Explore the Textual Perception Ability on the Images for Multimodal Large Language Models

Jiayi Kuang, Jiarui Ouyang, Ying Shen

Published: 01 Jan 2024, Last Modified: 19 May 2025NLPCC (5) 2024EveryoneRevisionsBibTeXCC BY-SA 4.0

Abstract: Chinese Spell Checking or Chinese Spelling Correction (CSC) in writing assistants has significantly enhanced users’ text quality. Multimodal CSC expands this task into the multimodal domain and introduces a new research challenge: understanding textual information at the image level. The traditional two-stage strategy, which directly maps images to text before performing checking and correction, often faces issues such as the many-to-one mapping problem of fake characters and misrecognizing fake characters as correct ones.
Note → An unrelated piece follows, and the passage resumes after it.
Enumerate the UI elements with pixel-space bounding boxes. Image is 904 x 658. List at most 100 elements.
To address these issues, we propose a unified one-stage framework based on the emerging Multimodal Large Language Models (MLLMs) to achieve a discrete semantic understanding of text directly at the image level, thus alleviating the image-to-text mapping problem. Additionally, we introduce an adaptation strategy for MLLM in the multimodal CSC task, enhancing its few-shot learning capability through in-context learning with prompt design. We evaluate different MLLM base models and verify the effectiveness of this one-stage framework, demonstrating performance that matches or even surpasses fine-tuned baseline models without fine-tuning. Furthermore, we conduct a series of analyses that provide insights into visual perception and text correction.